Abstract The plasma-sprayed MCrAlY/Al2O3-13 wt.%TiO2 double-layer coating was treated using conventional laser remelting and induction heating-assisted laser remelting technologies to investigate the influence of laser remelting on the coating’s microstructure. The microstructural and interface characteristics of the different coatings were analyzed via scanning electron microscopy, energy dispersive spectroscopy, and x-ray diffractometry. Results showed that the Al2O3-13 wt.%TiO2 ceramic coating and MCrAlY bond coating of plasma-sprayed samples are typical lamellar structures with high porosity and that the nanostructural ceramic coating consists of fully melting and partially melting zones. A fine equiaxed grain remelting region is formed at the surface of the conventional laser-remelted ceramic coating. However, residual plasma-sprayed state is formed at the bottom of the ceramic coating.

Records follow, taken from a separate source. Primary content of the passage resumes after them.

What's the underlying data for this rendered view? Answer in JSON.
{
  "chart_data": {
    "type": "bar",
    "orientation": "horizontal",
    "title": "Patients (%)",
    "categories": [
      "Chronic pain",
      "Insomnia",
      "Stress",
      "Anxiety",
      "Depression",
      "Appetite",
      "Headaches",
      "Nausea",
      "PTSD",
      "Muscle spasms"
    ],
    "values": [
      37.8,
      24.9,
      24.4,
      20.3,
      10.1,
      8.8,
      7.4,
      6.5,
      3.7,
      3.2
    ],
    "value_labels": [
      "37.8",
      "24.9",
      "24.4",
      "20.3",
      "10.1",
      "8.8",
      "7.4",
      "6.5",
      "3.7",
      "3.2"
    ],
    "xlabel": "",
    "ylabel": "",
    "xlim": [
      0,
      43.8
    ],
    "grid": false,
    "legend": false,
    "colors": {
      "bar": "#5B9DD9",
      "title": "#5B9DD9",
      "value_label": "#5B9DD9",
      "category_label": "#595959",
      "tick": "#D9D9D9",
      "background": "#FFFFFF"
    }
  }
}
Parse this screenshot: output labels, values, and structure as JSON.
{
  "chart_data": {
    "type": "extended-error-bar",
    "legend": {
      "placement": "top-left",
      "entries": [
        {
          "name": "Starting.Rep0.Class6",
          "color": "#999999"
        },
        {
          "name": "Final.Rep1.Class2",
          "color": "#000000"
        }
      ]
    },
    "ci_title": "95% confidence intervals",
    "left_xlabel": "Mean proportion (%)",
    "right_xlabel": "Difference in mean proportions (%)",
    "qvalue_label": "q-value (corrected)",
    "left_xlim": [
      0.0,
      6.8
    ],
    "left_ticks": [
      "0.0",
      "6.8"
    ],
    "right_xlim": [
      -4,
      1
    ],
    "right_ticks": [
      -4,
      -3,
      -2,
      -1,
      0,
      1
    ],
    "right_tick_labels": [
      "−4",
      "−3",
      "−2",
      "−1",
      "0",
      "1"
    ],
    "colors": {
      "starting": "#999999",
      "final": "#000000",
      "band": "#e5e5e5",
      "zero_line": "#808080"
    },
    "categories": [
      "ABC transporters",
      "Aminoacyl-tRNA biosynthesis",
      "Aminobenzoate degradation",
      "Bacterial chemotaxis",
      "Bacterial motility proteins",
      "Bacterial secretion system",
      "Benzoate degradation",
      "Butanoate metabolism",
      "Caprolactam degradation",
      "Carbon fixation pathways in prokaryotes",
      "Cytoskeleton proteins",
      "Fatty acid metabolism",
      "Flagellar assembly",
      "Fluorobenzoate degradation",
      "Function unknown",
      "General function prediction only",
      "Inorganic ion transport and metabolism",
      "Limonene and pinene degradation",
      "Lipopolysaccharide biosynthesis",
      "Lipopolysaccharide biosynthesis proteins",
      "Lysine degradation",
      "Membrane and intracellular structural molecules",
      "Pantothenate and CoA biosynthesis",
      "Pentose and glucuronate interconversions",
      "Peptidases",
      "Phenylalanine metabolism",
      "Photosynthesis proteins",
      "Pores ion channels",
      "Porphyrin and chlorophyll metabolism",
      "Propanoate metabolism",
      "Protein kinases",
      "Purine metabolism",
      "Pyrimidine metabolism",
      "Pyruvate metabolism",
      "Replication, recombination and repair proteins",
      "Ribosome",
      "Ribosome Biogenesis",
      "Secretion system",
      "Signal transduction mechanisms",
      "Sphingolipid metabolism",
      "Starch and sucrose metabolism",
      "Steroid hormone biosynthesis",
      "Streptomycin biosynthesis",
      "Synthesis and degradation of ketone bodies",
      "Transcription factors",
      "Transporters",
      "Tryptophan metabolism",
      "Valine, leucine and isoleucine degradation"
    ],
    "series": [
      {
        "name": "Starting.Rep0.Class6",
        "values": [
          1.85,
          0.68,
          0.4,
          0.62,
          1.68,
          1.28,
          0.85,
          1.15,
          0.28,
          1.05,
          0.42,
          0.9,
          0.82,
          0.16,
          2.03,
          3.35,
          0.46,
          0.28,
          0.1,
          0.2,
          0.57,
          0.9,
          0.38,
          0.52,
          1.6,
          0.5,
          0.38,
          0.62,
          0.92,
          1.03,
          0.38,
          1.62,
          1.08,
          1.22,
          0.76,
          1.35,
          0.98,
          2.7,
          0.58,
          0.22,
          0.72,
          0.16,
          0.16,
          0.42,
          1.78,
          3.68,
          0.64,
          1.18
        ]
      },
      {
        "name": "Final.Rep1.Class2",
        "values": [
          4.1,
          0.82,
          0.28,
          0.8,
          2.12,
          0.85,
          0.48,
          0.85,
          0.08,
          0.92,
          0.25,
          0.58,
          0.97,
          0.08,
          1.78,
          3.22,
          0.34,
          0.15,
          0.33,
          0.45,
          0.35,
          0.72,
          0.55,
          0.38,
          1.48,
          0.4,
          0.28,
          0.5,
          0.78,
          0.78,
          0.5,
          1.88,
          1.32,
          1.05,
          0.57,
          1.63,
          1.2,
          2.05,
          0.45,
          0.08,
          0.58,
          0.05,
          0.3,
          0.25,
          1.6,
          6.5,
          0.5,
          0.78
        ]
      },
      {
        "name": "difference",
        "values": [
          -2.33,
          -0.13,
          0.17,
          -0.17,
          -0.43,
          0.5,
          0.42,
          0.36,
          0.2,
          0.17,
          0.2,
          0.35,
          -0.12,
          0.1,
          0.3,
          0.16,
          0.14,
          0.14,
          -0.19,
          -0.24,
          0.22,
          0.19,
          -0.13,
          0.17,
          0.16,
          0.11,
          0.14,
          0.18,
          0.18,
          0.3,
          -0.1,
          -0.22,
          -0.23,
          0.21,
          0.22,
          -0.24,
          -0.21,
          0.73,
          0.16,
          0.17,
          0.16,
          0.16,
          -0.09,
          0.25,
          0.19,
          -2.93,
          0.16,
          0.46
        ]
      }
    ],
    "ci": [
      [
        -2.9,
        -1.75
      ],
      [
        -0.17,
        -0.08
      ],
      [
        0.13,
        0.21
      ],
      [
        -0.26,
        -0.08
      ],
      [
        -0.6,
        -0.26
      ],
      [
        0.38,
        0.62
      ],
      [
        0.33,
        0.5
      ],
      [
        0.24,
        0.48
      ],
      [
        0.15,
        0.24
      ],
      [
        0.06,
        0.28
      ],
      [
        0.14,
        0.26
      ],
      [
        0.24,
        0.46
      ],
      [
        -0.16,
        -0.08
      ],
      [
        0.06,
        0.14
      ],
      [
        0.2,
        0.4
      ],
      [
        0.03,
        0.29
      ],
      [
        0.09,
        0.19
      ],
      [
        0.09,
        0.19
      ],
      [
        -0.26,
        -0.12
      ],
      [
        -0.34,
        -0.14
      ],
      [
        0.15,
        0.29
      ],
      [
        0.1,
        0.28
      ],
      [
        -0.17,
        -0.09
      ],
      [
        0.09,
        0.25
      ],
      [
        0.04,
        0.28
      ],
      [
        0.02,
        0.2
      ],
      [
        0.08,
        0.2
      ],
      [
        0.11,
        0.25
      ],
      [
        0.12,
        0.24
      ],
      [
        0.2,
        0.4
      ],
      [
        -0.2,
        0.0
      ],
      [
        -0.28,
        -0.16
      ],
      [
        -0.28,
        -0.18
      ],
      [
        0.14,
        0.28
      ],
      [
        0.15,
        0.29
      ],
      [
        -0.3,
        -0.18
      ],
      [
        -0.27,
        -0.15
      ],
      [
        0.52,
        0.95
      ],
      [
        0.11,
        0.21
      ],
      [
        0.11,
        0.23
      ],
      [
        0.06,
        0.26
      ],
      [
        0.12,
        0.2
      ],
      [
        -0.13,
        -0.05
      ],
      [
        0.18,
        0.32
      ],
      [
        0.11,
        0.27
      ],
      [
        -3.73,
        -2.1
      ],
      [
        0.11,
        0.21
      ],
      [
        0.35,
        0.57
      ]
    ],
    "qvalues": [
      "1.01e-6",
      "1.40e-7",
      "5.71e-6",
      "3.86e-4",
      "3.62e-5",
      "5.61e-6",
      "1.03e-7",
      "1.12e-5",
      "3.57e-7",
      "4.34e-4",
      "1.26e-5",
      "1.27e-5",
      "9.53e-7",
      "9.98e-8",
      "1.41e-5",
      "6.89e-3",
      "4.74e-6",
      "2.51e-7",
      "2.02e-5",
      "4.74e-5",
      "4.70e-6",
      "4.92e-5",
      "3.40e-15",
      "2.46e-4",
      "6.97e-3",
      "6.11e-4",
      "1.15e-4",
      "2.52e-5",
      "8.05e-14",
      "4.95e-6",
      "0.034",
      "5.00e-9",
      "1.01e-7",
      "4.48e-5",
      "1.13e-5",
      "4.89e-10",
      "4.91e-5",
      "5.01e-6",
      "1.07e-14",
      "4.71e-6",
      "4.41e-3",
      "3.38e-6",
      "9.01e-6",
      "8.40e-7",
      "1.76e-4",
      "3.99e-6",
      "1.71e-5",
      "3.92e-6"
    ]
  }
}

The microstructures at the bottom of the ceramic and bond coating are similar to the as-sprayed coating, but the compactness is somehow elevated. After induction heating-assisted laser remelting, the whole ceramic coating and bond coating are remelted, and compact structures are formed. Mechanical bonding occurs at the ceramic coating/bond coating interface and bond coating/substrate interface in the original as-sprayed coating. Through conventional laser remelting, mechanical bonding is the main bonding form on the specimen interface. Meanwhile, a certain degree of metallurgical bonding also exists. After induction heating-assisted laser remelting, the interface is completely transformed into metallurgical bonding. The conventional laser remelting can only strengthen the surface ceramic coating, but induction heating-assisted laser remelting can strengthen the surface ceramic layer and metal bond coating.